St. Amand and Zwiener might be highly intelligent physicians with deep empathy for their patients. But when it comes to understanding the link between evidence and clinical practice, they are either dishonest or badly misinformed.

Faced with such admissions of incompetence by doctors defending their practice, what are Texas lawmakers to do?

At minimum, states like Texas have the authority, and some would say the duty, to exclude from their standards of care medical interventions, such as puberty blockers for gender dysphoria, that are not bona fide medical practices but rather fall within the purview of a medical experiment. If advocates of “gender affirming” drugs and surgeries wish to see states incorporate these procedures within approved medical practice, they should demonstrate their safety and efficacy through FDA-approved clinical trials.

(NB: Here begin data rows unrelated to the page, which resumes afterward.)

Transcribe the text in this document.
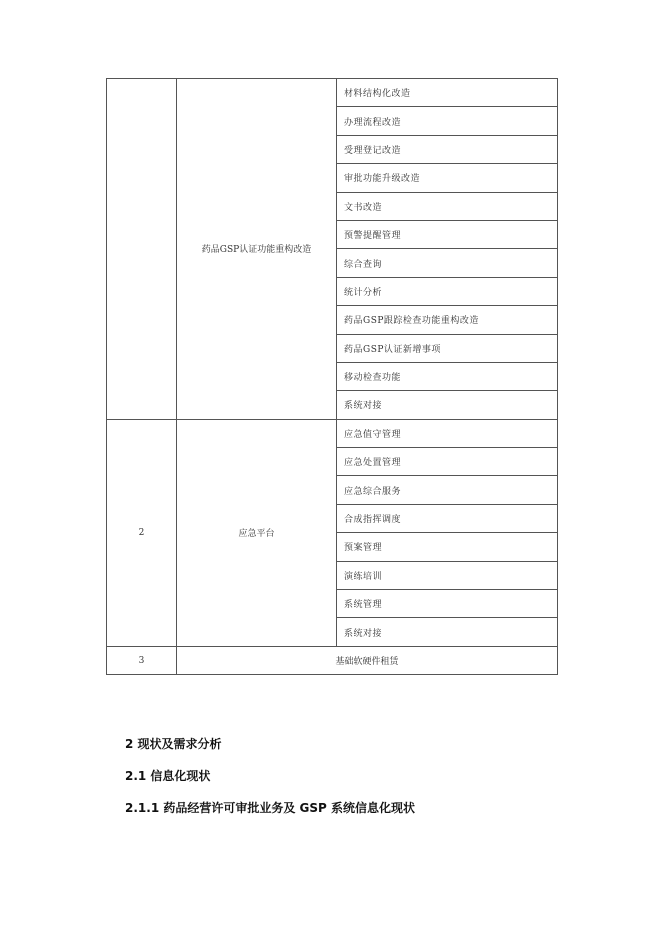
	药品GSP认证功能重构改造	材料结构化改造
		办理流程改造
		受理登记改造
		审批功能升级改造
		文书改造
		预警提醒管理
		综合查询
		统计分析
		药品GSP跟踪检查功能重构改造
		药品GSP认证新增事项
		移动检查功能
		系统对接
2	应急平台	应急值守管理
		应急处置管理
		应急综合服务
		合成指挥调度
		预案管理
		演练培训
		系统管理
		系统对接
3	基础软硬件租赁	
2 现状及需求分析
2.1 信息化现状
2.1.1 药品经营许可审批业务及 GSP 系统信息化现状
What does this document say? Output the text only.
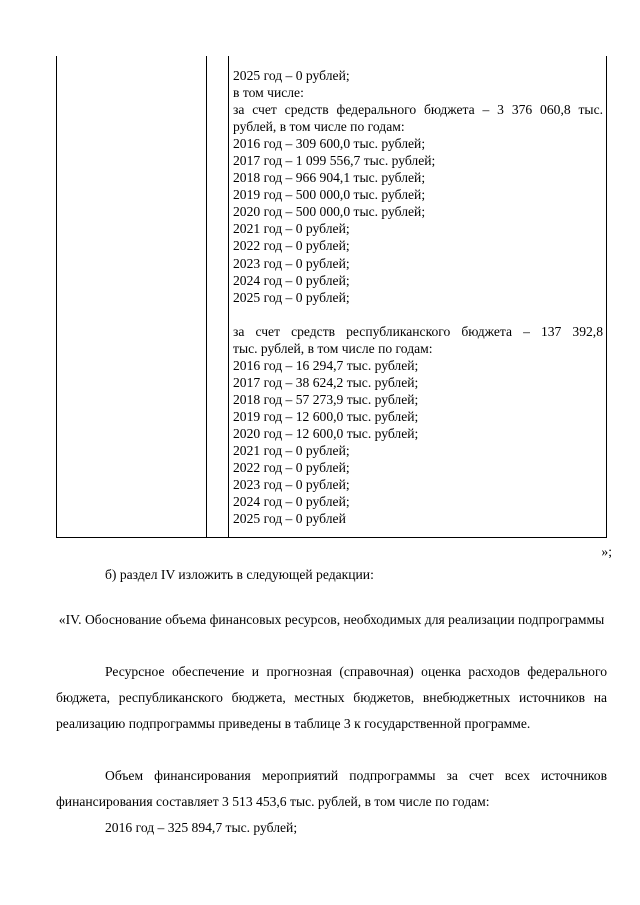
2025 год – 0 рублей;
в том числе:
за счет средств федерального бюджета – 3 376 060,8 тыс.
рублей, в том числе по годам:
2016 год – 309 600,0 тыс. рублей;
2017 год – 1 099 556,7 тыс. рублей;
2018 год – 966 904,1 тыс. рублей;
2019 год – 500 000,0 тыс. рублей;
2020 год – 500 000,0 тыс. рублей;
2021 год – 0 рублей;
2022 год – 0 рублей;
2023 год – 0 рублей;
2024 год – 0 рублей;
2025 год – 0 рублей;
за счет средств республиканского бюджета – 137 392,8
тыс. рублей, в том числе по годам:
2016 год – 16 294,7 тыс. рублей;
2017 год – 38 624,2 тыс. рублей;
2018 год – 57 273,9 тыс. рублей;
2019 год – 12 600,0 тыс. рублей;
2020 год – 12 600,0 тыс. рублей;
2021 год – 0 рублей;
2022 год – 0 рублей;
2023 год – 0 рублей;
2024 год – 0 рублей;
2025 год – 0 рублей
»;
б) раздел IV изложить в следующей редакции:
«IV. Обоснование объема финансовых ресурсов, необходимых для реализации подпрограммы
Ресурсное обеспечение и прогнозная (справочная) оценка расходов федерального бюджета, республиканского бюджета, местных бюджетов, внебюджетных источников на реализацию подпрограммы приведены в таблице 3 к государственной программе.
Объем финансирования мероприятий подпрограммы за счет всех источников финансирования составляет 3 513 453,6 тыс. рублей, в том числе по годам:
2016 год – 325 894,7 тыс. рублей;
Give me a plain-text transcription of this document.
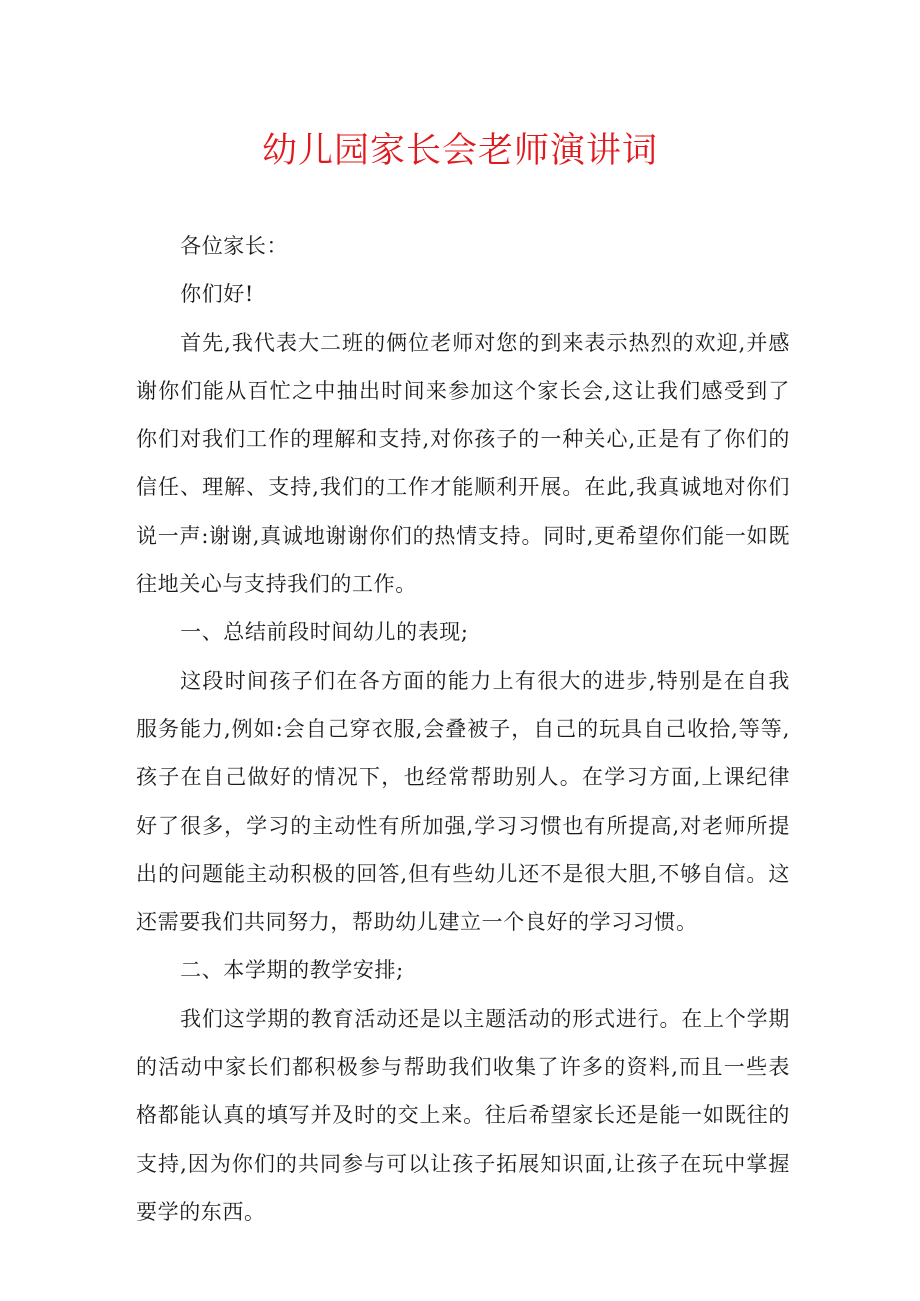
幼儿园家长会老师演讲词

各位家长：

你们好!

首先,我代表大二班的俩位老师对您的到来表示热烈的欢迎,并感谢你们能从百忙之中抽出时间来参加这个家长会,这让我们感受到了你们对我们工作的理解和支持,对你孩子的一种关心,正是有了你们的信任、理解、支持,我们的工作才能顺利开展。在此,我真诚地对你们说一声:谢谢,真诚地谢谢你们的热情支持。同时,更希望你们能一如既往地关心与支持我们的工作。

一、总结前段时间幼儿的表现;

这段时间孩子们在各方面的能力上有很大的进步,特别是在自我服务能力,例如:会自己穿衣服,会叠被子，自己的玩具自己收拾,等等,孩子在自己做好的情况下，也经常帮助别人。在学习方面,上课纪律好了很多，学习的主动性有所加强,学习习惯也有所提高,对老师所提出的问题能主动积极的回答,但有些幼儿还不是很大胆,不够自信。这还需要我们共同努力，帮助幼儿建立一个良好的学习习惯。

二、本学期的教学安排;

我们这学期的教育活动还是以主题活动的形式进行。在上个学期的活动中家长们都积极参与帮助我们收集了许多的资料,而且一些表格都能认真的填写并及时的交上来。往后希望家长还是能一如既往的支持,因为你们的共同参与可以让孩子拓展知识面,让孩子在玩中掌握要学的东西。
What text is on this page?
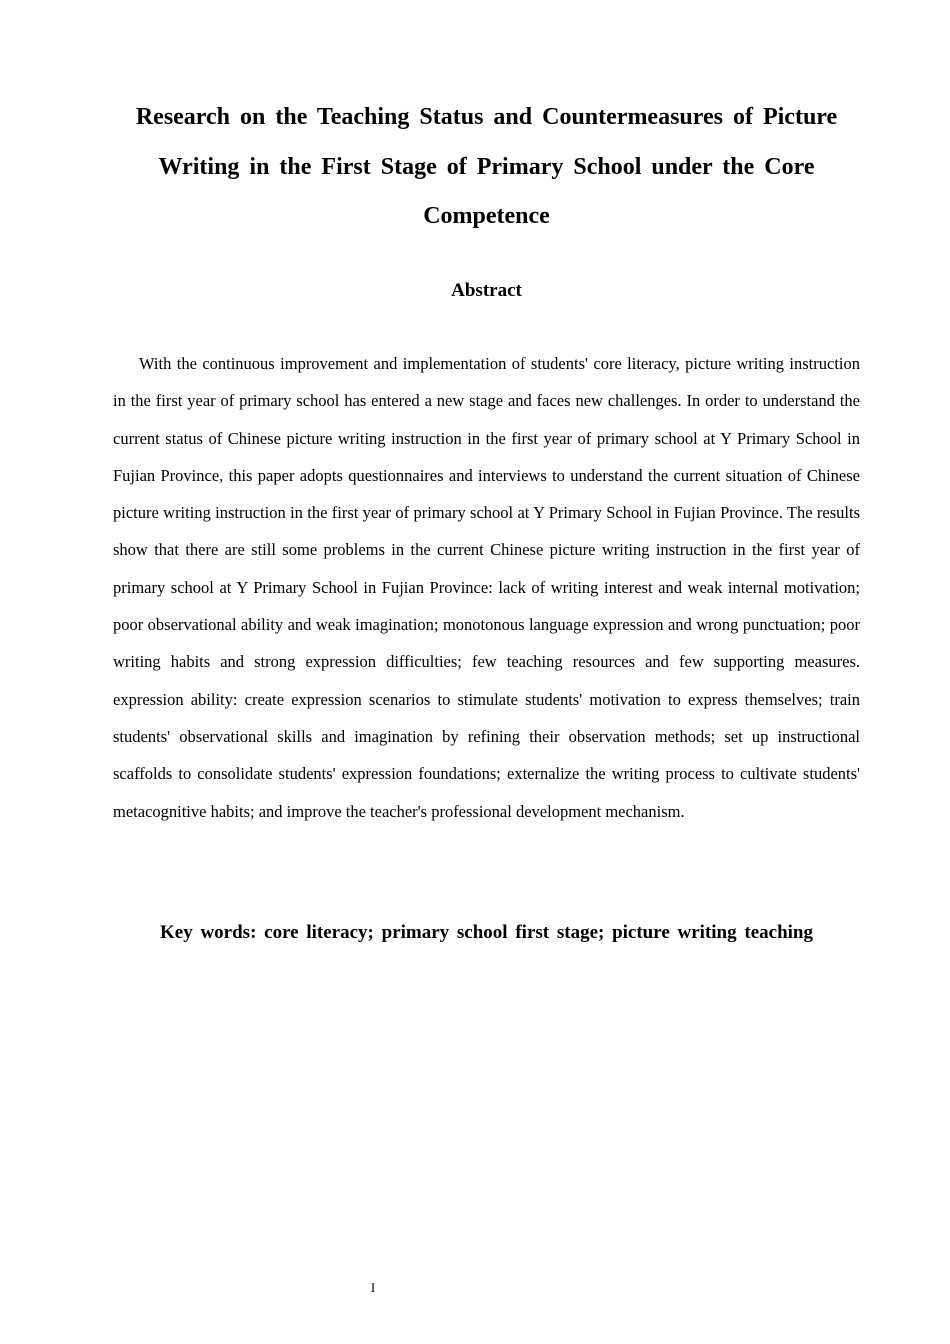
Research on the Teaching Status and Countermeasures of Picture Writing in the First Stage of Primary School under the Core Competence
Abstract

With the continuous improvement and implementation of students' core literacy, picture writing instruction in the first year of primary school has entered a new stage and faces new challenges. In order to understand the current status of Chinese picture writing instruction in the first year of primary school at Y Primary School in Fujian Province, this paper adopts questionnaires and interviews to understand the current situation of Chinese picture writing instruction in the first year of primary school at Y Primary School in Fujian Province. The results show that there are still some problems in the current Chinese picture writing instruction in the first year of primary school at Y Primary School in Fujian Province: lack of writing interest and weak internal motivation; poor observational ability and weak imagination; monotonous language expression and wrong punctuation; poor writing habits and strong expression difficulties; few teaching resources and few supporting measures. expression ability: create expression scenarios to stimulate students' motivation to express themselves; train students' observational skills and imagination by refining their observation methods; set up instructional scaffolds to consolidate students' expression foundations; externalize the writing process to cultivate students' metacognitive habits; and improve the teacher's professional development mechanism.

Key words: core literacy; primary school first stage; picture writing teaching

I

Of course, this would require advocates to admit that “gender affirming care” is not, as they repeatedly claim, “settled science.”

Democratic complaints about Republicans “practicing medicine” are not just woefully misinformed. They are also hypocritical. When doctors operated OxyContin pill-mills, legislatures in red and blue states alike “practiced medicine” by imposing restrictions on what, when, and how physicians could prescribe powerful painkillers. Advocates of “gender-affirming care” have themselves supported legislatures “practicing medicine” in the form of 20 state bans on gender dysphoria “conversion therapy,” the strategically misnamed practice of trying to help kids in distress feel comfortable enough in their bodies to avoid the feeling that they need life-altering drugs and surgeries (or as activists call it, “forcing trans kids to be cis”). They have done so despite the lack of good evidence showing the superiority of medicalization to psychotherapy—and despite European health authorities’ recognizing this paucity of evidence and recommending psychotherapy as the first line of treatment.

It is becoming increasingly clear, even to left-of-center Americans, that activists have hijacked the scientific process and that some measure of regulation and accountability is badly needed in pediatric medicine. Though many remain understandably skeptical of Republican bans, the case for banning rather than restricting access to “gender-affirming” drugs and surgeries becomes harder to dismiss as more evidence emerges that those practicing these interventions are unwilling or unable to regulate themselves.

Until the American medical establishment comes to its senses, lawmakers have no choice but to do their best to protect the health of children and teenagers—even from those sworn to “do no harm.”

* Editor’s note: The author originally wrote, “remained 19 times more likely,” and wants to clarify that the study’s design makes it impossible to know what the suicide rate would have been without the sex-change procedures; accordingly, the possibility exists that the suicide rate would have been even higher than 19 times that of matched controls if not for the sex-change procedures.